En cuanto a las herramientas de corte son iguales en la rotación directa y en la inversa, aunque adaptadas al particular tipo de circulación. Por ejemplo, a los triconos se les obturan los "jets", mientras que para la aspiración se abre un orificio central. Mientras que el problema más frecuente de la circulación directa es el emboce de las piñas del tricono por insuficiente limpieza, en la circulación inversa, el problema más frecuente es la obstrucción de la aspiración de cantos gruesos.

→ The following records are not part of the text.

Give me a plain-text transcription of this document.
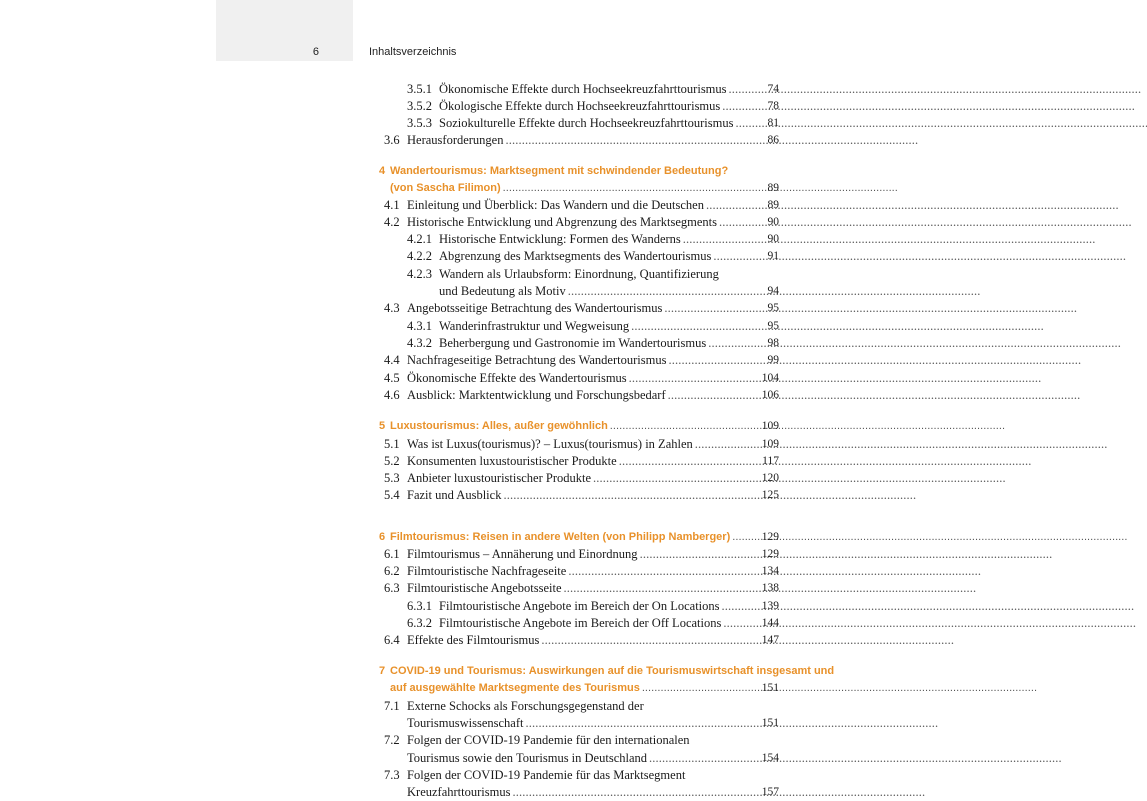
6	Inhaltsverzeichnis
3.5.1 Ökonomische Effekte durch Hochseekreuzfahrttourismus . . .	74
3.5.2 Ökologische Effekte durch Hochseekreuzfahrttourismus . . .	78
3.5.3 Soziokulturelle Effekte durch Hochseekreuzfahrttourismus . . .	81
3.6 Herausforderungen . . .	86
4 Wandertourismus: Marktsegment mit schwindender Bedeutung?
(von Sascha Filimon) . . .	89
4.1 Einleitung und Überblick: Das Wandern und die Deutschen . . .	89
4.2 Historische Entwicklung und Abgrenzung des Marktsegments . . .	90
4.2.1 Historische Entwicklung: Formen des Wanderns . . .	90
4.2.2 Abgrenzung des Marktsegments des Wandertourismus . . .	91
4.2.3 Wandern als Urlaubsform: Einordnung, Quantifizierung
und Bedeutung als Motiv . . .	94
4.3 Angebotsseitige Betrachtung des Wandertourismus . . .	95
4.3.1 Wanderinfrastruktur und Wegweisung . . .	95
4.3.2 Beherbergung und Gastronomie im Wandertourismus . . .	98
4.4 Nachfrageseitige Betrachtung des Wandertourismus . . .	99
4.5 Ökonomische Effekte des Wandertourismus . . .	104
4.6 Ausblick: Marktentwicklung und Forschungsbedarf . . .	106
5 Luxustourismus: Alles, außer gewöhnlich . . .	109
5.1 Was ist Luxus(tourismus)? – Luxus(tourismus) in Zahlen . . .	109
5.2 Konsumenten luxustouristischer Produkte . . .	117
5.3 Anbieter luxustouristischer Produkte . . .	120
5.4 Fazit und Ausblick . . .	125
6 Filmtourismus: Reisen in andere Welten (von Philipp Namberger) . . .	129
6.1 Filmtourismus – Annäherung und Einordnung . . .	129
6.2 Filmtouristische Nachfrageseite . . .	134
6.3 Filmtouristische Angebotsseite . . .	138
6.3.1 Filmtouristische Angebote im Bereich der On Locations . . .	139
6.3.2 Filmtouristische Angebote im Bereich der Off Locations . . .	144
6.4 Effekte des Filmtourismus . . .	147
7 COVID-19 und Tourismus: Auswirkungen auf die Tourismuswirtschaft insgesamt und
auf ausgewählte Marktsegmente des Tourismus . . .	151
7.1 Externe Schocks als Forschungsgegenstand der
Tourismuswissenschaft . . .	151
7.2 Folgen der COVID-19 Pandemie für den internationalen
Tourismus sowie den Tourismus in Deutschland . . .	154
7.3 Folgen der COVID-19 Pandemie für das Marktsegment
Kreuzfahrttourismus . . .	157
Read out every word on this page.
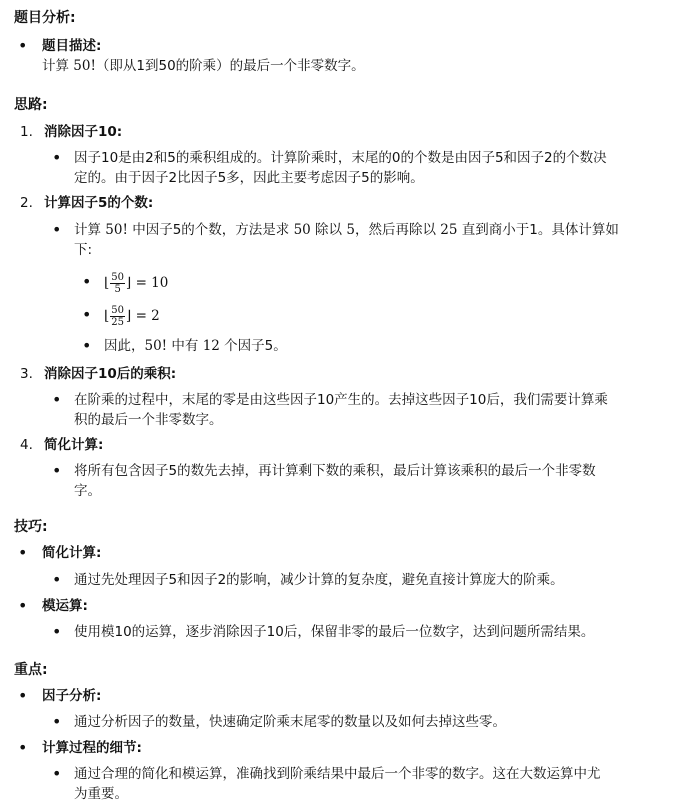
题目分析:
• 题目描述:
计算 50!（即从1到50的阶乘）的最后一个非零数字。
思路:
1. 消除因子10:
• 因子10是由2和5的乘积组成的。计算阶乘时，末尾的0的个数是由因子5和因子2的个数决
定的。由于因子2比因子5多，因此主要考虑因子5的影响。
2. 计算因子5的个数:
• 计算 50! 中因子5的个数，方法是求 50 除以 5，然后再除以 25 直到商小于1。具体计算如
下:
• ⌊ $\frac{50}{5}$ ⌋ = 10
• ⌊ $\frac{50}{25}$ ⌋ = 2
• 因此，50! 中有 12 个因子5。
3. 消除因子10后的乘积:
• 在阶乘的过程中，末尾的零是由这些因子10产生的。去掉这些因子10后，我们需要计算乘
积的最后一个非零数字。
4. 简化计算:
• 将所有包含因子5的数先去掉，再计算剩下数的乘积，最后计算该乘积的最后一个非零数
字。
技巧:
• 简化计算:
• 通过先处理因子5和因子2的影响，减少计算的复杂度，避免直接计算庞大的阶乘。
• 模运算:
• 使用模10的运算，逐步消除因子10后，保留非零的最后一位数字，达到问题所需结果。
重点:
• 因子分析:
• 通过分析因子的数量，快速确定阶乘末尾零的数量以及如何去掉这些零。
• 计算过程的细节:
• 通过合理的简化和模运算，准确找到阶乘结果中最后一个非零的数字。这在大数运算中尤
为重要。
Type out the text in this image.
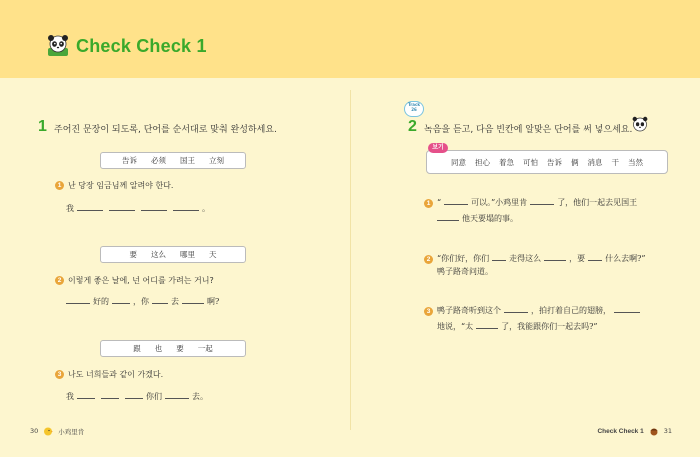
Check Check 1
1 주어진 문장이 되도록, 단어를 순서대로 맞춰 완성하세요.
告诉 必须 国王 立刻
1 난 당장 임금님께 알려야 한다.
我	。
要 这么 哪里 天
2 이렇게 좋은 날에, 넌 어디를 가려는 거니?
好的	，你	去	啊?
跟 也 要 一起
3 나도 너희들과 같이 가겠다.
我	你们	去。
Track
26
2 녹음을 듣고, 다음 빈칸에 알맞은 단어를 써 넣으세요.
同意 担心 着急 可怕 告诉 俩 消息 干 当然
보기
1 “	可以。”小鸡里肯	了，他们一起去见国王
他天要塌的事。
2 “你们好，你们	走得这么	，要	什么去啊?”
鸭子路奇问道。
3 鸭子路奇听到这个	，拍打着自己的翅膀，
地说，“太	了，我能跟你们一起去吗?”
30	小鸡里肯	Check Check 1	31
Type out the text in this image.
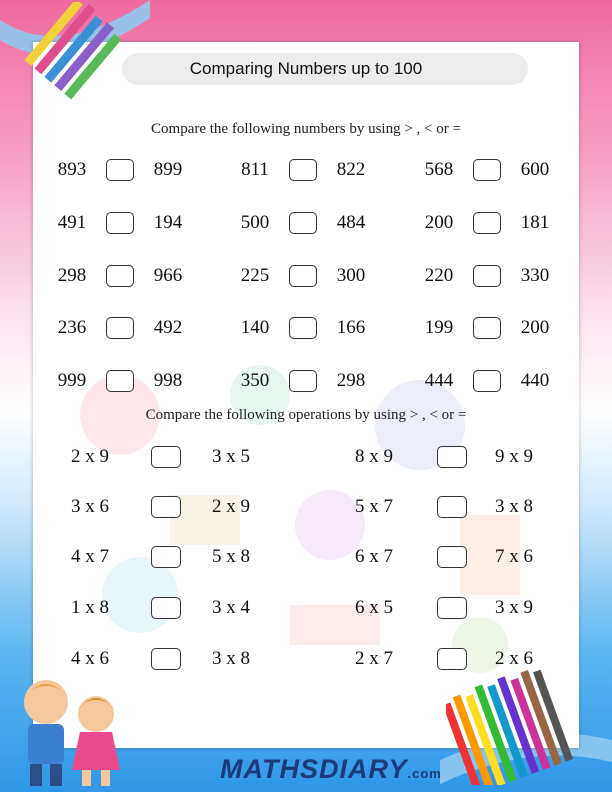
Comparing Numbers up to 100
Compare the following numbers by using > , < or =
893	899	811	822	568	600
491	194	500	484	200	181
298	966	225	300	220	330
236	492	140	166	199	200
999	998	350	298	444	440
Compare the following operations by using > , < or =
2 x 9	3 x 5	8 x 9	9 x 9
3 x 6	2 x 9	5 x 7	3 x 8
4 x 7	5 x 8	6 x 7	7 x 6
1 x 8	3 x 4	6 x 5	3 x 9
4 x 6	3 x 8	2 x 7	2 x 6
MATHSDIARY.com
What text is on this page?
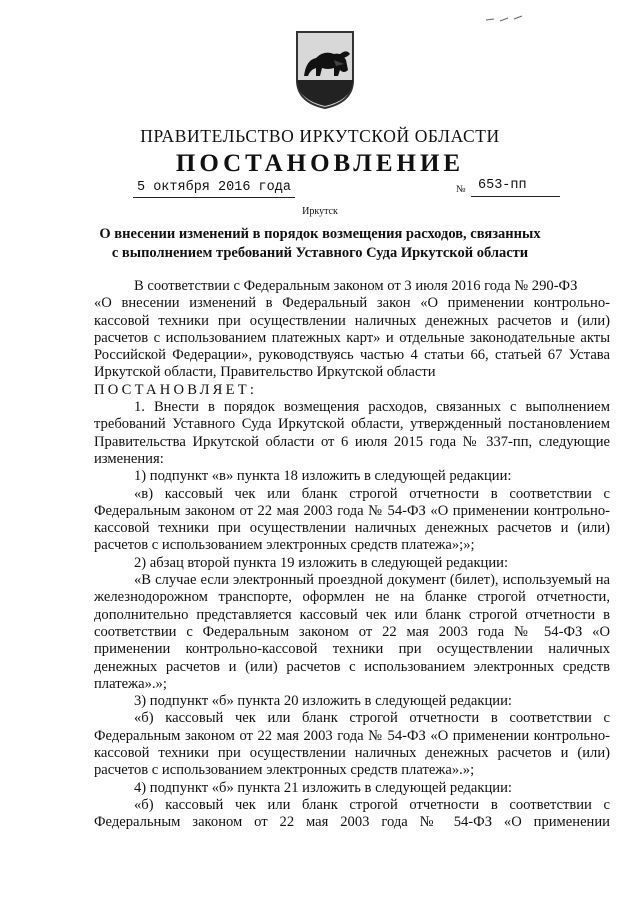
ПРАВИТЕЛЬСТВО ИРКУТСКОЙ ОБЛАСТИ
ПОСТАНОВЛЕНИЕ
5 октября 2016 года	№ 653-пп
Иркутск
О внесении изменений в порядок возмещения расходов, связанных
с выполнением требований Уставного Суда Иркутской области

В соответствии с Федеральным законом от 3 июля 2016 года № 290-ФЗ

«О внесении изменений в Федеральный закон «О применении контрольно-кассовой техники при осуществлении наличных денежных расчетов и (или) расчетов с использованием платежных карт» и отдельные законодательные акты Российской Федерации», руководствуясь частью 4 статьи 66, статьей 67 Устава Иркутской области, Правительство Иркутской области

ПОСТАНОВЛЯЕТ:

1. Внести в порядок возмещения расходов, связанных с выполнением требований Уставного Суда Иркутской области, утвержденный постановлением Правительства Иркутской области от 6 июля 2015 года № 337-пп, следующие изменения:

1) подпункт «в» пункта 18 изложить в следующей редакции:

«в) кассовый чек или бланк строгой отчетности в соответствии с Федеральным законом от 22 мая 2003 года № 54-ФЗ «О применении контрольно-кассовой техники при осуществлении наличных денежных расчетов и (или) расчетов с использованием электронных средств платежа»;»;

2) абзац второй пункта 19 изложить в следующей редакции:

«В случае если электронный проездной документ (билет), используемый на железнодорожном транспорте, оформлен не на бланке строгой отчетности, дополнительно представляется кассовый чек или бланк строгой отчетности в соответствии с Федеральным законом от 22 мая 2003 года № 54-ФЗ «О применении контрольно-кассовой техники при осуществлении наличных денежных расчетов и (или) расчетов с использованием электронных средств платежа».»;

3) подпункт «б» пункта 20 изложить в следующей редакции:

«б) кассовый чек или бланк строгой отчетности в соответствии с Федеральным законом от 22 мая 2003 года № 54-ФЗ «О применении контрольно-кассовой техники при осуществлении наличных денежных расчетов и (или) расчетов с использованием электронных средств платежа».»;

4) подпункт «б» пункта 21 изложить в следующей редакции:

«б) кассовый чек или бланк строгой отчетности в соответствии с Федеральным законом от 22 мая 2003 года № 54-ФЗ «О применении
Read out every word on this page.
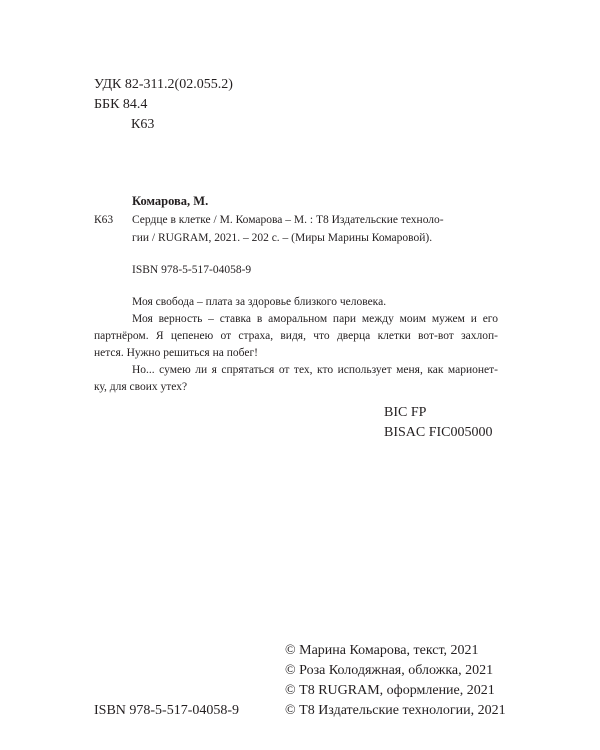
УДК 82-311.2(02.055.2)
ББК 84.4
К63
Комарова, М.
К63 Сердце в клетке / М. Комарова – М. : Т8 Издательские техноло-
гии / RUGRAM, 2021. – 202 с. – (Миры Марины Комаровой).
ISBN 978-5-517-04058-9
Моя свобода – плата за здоровье близкого человека.
Моя верность – ставка в аморальном пари между моим мужем и его
партнёром. Я цепенею от страха, видя, что дверца клетки вот-вот захлоп-
нется. Нужно решиться на побег!
Но... сумею ли я спрятаться от тех, кто использует меня, как марионет-
ку, для своих утех?
BIC FP
BISAC FIC005000
© Марина Комарова, текст, 2021
© Роза Колодяжная, обложка, 2021
© Т8 RUGRAM, оформление, 2021
ISBN 978-5-517-04058-9	© Т8 Издательские технологии, 2021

En sondeos poco profundos, el efecto de circulación inversa se puede provocar por aspiración, generalmente mediante bombas centrífugas, aunque en la práctica, su eficacia se ve limitada a unos 6 m. El efecto de "aspiración" se puede lograr de varios sistemas: utilizando un varillaje de doble pared o con conductos laterales, de forma que puede inyectarse aire a presión mediante un compresor. A una profundidad determinada se introduce el aire, mediante un sistema de válvulas, al interior del varillaje, que está relleno de agua o lodo. La inyección del lodo provoca un "aligeramiento" en la columna de lodo del interior del varillaje con respecto a la columna del anular, con la consiguiente diferencia de presión que induce un efecto de "aspiración". De este modo el lodo asciende por el interior del varillaje, arrastrando los detritus de perforación hasta el exterior.
SISTEMAS DE TRANSMISION DE ENERGIA A LA SARTA DE PERFORACIÓN
Actualmente existes dos sistemas de transmisión de la energía rotativa a la sarta de perforación: mediante mesas de rotación y mediante un cabezal de rotación.
* Mesas de rotación: La mayor parte de los equipos, sobre todos los de mayor capacidad, transmiten el movimiento rotativo mediante mesas de rotación. Este elemento lleva en su eje un hueco ajustado a la sección de la barra Kelly. Suelen ser elementos abatibles o incluso totalmente desmontables, para permitir las operaciones de entubación. Por esta razón requieren de otro elemento para soportar el peso de la sarta de perforación, y al mismo tiempo, conectar el circuito del fluido de perforación en el tren de varillaje, que es el denominado giratoria de inyección y que está soportado por un cabrestante y debe tener capacidad para soportar grandes cargas a considerables revoluciones.
Su principal ventaja radica en su elevado par de rotación, su capacidad para trabajar a mayor rango de velocidad y la sencillez de su mecánica.
* Cabezal de rotación. Consiste en un elemento de accionamiento mecánico-hidráulico que se desplaza a lo largo de la torre de perforación gracias a cilindros hidráulicos y/o transmisiones de cadenas. Este sistema se instala en la mayoría de las perforaciones modernas. Disponen de capacidad de empuje sobre la herramienta de corte, importante en la primera fase de perforación, mientras que en las otras perforadoras apenas existe peso disponible. También disponen de mejor control sobre el peso, mayor velocidad de maniobras (los cabezales suelen tener capacidad para autoalimentarse y roscar nuevas varillas) y precisan de menor número de operarios ya que el manejo es más automatizado.